Ms. Bailey, also known as Sister Mary Barbara, was born in Woore, Shropshire. She died May 4 in Haywards Heath, West Sussex.
She was the daughter of Cuthbert Bailey, general manager of Royal Doulton's factory at Burslem, in Stoke-on-Trent.
In 1934, a few years after she went into religious life at the Priory in Sussex, her father asked her to work up some watercolors of the rabbits she sometimes drew for her students or on her letters home to her family. He thought some of the drawings might be useful for a new line of nursery dishes his employer wanted to develop for children.
Sister Mary Barbara obliged. "I adored him — I would have done anything he asked," she told writer Maggie Parham, who interviewed her for The Independent of London in 1999. And Bunnykins was born.
"Mugs with a story and pottery with a pedigree," Royal Doulton said in its sales pitch.
Among the original characters, which included Billy, Mary, Reggie, Farmer, Freddy and Mother Bunnykin (the "s" on Bunnykins was added later), was Mr. Bunnykin, a pipe-smoking, spectacle-wearing gentleman obviously modeled after the painter's father.
The clear, crisp-lined watercolors she sent home to her father were full of wit and minute observation and, perhaps, a slight homesickness for the coziness of family life, Parham said. "She painted rabbits cooking, picnicking, fishing, dancing in the moonlight, playing golf, riding on dodgems, kissing under the mistletoe. The mothers she dressed in blue 'in honor of Our Lady.' "
Work of this kind was not prohibited by Sister Mary Barbara's superiors at the convent, but it was not encouraged either, so she often worked at it late at night by candlelight. During the day, she taught the history of art, fine art and Russian.
The Bunnykins line of dishes was an instant hit and, for the next several years, Sister Mary Barbara continued to draw the designs for the dishes, which were carried out at Royal Doulton by artist Hubert Light.
Sister Mary Barbara stopped drawing Bunnykins more than 50 years ago.
Ed Pascoe of Pascoe and Co. in Miami, a large retailer of Royal Doulton collectibles, said Bunnykins works remain popular because "they are sentimental and emotional pieces." He said they are valued from $43 to $200 for new pieces and up to $3,000 for vintage pieces.

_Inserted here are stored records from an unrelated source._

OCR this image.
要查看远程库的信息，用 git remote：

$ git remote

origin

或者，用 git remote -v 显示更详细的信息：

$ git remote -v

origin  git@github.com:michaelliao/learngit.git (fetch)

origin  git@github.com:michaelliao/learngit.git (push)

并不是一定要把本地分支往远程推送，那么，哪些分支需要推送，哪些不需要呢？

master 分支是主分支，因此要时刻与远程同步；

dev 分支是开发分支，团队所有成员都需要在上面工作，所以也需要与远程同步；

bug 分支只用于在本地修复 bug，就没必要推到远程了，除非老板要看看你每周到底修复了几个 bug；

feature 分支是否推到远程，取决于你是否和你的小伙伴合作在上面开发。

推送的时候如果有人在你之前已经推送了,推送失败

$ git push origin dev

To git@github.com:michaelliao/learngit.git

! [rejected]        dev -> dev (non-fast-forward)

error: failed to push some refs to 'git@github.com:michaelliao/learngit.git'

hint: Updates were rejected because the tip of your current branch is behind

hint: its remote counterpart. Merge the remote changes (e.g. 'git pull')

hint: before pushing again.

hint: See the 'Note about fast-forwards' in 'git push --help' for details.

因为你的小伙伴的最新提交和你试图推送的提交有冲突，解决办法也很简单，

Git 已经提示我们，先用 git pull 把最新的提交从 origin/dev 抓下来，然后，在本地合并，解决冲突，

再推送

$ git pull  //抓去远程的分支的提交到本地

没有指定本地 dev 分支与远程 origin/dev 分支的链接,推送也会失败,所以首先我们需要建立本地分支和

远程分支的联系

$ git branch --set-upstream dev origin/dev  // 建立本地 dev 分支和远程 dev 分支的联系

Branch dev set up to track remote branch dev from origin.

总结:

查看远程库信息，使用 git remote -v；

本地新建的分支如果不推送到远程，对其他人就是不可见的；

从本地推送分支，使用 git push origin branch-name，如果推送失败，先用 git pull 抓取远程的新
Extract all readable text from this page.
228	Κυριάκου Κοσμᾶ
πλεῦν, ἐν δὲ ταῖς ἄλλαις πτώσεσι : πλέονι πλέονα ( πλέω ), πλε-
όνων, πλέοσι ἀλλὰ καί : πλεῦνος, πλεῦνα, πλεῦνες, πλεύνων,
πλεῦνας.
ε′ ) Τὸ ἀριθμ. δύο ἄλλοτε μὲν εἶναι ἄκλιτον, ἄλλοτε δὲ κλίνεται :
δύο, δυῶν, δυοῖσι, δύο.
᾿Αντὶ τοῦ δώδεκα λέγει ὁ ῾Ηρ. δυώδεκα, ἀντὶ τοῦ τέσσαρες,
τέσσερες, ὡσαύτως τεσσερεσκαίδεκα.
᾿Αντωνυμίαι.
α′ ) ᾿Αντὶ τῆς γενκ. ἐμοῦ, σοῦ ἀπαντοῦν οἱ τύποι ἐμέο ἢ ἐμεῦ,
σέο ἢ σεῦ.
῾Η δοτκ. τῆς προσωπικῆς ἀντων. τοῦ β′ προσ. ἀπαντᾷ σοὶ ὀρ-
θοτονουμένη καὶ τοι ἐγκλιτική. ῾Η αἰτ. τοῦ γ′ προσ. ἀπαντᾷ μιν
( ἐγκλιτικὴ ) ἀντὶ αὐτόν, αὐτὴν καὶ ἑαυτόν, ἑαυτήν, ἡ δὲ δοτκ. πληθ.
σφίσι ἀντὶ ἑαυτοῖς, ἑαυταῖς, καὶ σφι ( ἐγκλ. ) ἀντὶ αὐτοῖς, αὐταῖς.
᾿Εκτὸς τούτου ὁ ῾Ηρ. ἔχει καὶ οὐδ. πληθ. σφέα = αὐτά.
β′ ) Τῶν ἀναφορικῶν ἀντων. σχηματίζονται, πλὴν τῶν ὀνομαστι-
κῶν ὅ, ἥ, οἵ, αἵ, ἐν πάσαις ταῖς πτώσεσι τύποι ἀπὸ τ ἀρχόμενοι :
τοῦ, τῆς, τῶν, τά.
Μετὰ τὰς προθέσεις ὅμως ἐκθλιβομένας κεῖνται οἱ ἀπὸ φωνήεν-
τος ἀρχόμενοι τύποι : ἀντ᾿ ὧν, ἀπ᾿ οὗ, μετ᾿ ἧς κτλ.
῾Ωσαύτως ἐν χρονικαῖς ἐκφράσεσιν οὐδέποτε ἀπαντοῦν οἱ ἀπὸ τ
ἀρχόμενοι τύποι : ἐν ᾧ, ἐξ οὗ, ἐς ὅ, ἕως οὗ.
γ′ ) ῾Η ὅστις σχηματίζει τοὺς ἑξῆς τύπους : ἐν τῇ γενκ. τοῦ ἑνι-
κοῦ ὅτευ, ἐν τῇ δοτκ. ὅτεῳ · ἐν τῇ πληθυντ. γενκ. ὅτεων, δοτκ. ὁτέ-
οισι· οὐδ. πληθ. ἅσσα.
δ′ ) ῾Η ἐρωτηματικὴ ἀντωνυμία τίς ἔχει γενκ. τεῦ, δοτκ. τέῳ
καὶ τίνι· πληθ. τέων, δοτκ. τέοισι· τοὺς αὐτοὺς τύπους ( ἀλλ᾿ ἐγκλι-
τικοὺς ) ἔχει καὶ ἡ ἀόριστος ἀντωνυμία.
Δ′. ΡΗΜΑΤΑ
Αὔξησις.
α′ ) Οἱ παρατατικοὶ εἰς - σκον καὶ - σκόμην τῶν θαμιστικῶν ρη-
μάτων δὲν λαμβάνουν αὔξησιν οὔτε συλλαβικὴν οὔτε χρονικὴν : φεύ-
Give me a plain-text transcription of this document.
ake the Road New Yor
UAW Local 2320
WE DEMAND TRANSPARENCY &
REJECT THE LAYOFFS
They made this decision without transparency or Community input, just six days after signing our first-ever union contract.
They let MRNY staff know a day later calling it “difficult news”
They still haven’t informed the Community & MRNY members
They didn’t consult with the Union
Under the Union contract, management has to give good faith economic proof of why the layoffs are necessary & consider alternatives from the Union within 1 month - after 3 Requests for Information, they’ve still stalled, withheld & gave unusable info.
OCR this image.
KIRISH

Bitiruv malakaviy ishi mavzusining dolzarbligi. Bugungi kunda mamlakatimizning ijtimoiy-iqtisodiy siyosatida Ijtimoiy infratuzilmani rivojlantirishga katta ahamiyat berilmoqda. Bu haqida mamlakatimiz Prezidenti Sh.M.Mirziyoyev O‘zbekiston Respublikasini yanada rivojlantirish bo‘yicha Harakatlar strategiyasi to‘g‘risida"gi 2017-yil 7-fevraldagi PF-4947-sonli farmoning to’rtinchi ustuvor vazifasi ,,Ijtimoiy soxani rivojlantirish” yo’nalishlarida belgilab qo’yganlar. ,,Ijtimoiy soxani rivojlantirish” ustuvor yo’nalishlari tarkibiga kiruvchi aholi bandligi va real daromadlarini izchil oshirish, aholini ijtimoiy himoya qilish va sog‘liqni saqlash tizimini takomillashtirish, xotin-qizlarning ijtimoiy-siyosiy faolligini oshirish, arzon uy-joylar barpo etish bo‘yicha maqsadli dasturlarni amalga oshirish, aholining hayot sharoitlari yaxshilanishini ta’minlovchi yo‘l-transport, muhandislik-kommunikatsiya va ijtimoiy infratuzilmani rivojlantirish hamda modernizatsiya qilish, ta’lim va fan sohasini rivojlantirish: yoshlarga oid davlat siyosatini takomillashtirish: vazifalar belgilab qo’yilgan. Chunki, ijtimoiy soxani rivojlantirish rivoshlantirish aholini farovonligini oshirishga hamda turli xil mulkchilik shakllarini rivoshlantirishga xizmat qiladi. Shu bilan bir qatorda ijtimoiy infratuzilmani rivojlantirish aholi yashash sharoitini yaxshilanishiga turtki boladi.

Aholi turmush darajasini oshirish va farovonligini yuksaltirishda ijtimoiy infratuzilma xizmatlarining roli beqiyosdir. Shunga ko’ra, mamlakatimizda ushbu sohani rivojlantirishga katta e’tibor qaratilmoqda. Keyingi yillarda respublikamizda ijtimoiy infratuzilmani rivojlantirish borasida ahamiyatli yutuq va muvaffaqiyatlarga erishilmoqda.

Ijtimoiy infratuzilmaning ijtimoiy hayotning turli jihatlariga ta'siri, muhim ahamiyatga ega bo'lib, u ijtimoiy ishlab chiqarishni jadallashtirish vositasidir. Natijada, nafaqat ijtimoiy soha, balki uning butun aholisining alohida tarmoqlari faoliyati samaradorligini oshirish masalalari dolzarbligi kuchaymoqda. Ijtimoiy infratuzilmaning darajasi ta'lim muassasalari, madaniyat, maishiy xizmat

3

The line has inspired books and a collectors club, Cottontales, that shares information on new products, collectors fairs and other matters of interest to Bunnykins' many fans.
Bunnykins also are the subject of a BBC radio program, "The Bunnykins Business," scheduled to air on June 7.
In 1999, Sister Mary Barbara told Parham that although her father appreciated her artistic bent enough to ask her for drawings, he would never allow her to take lessons.
"He always said, 'If you try to teach a little talent, you snuff it out. If you leave it alone, it will grow,' " she said.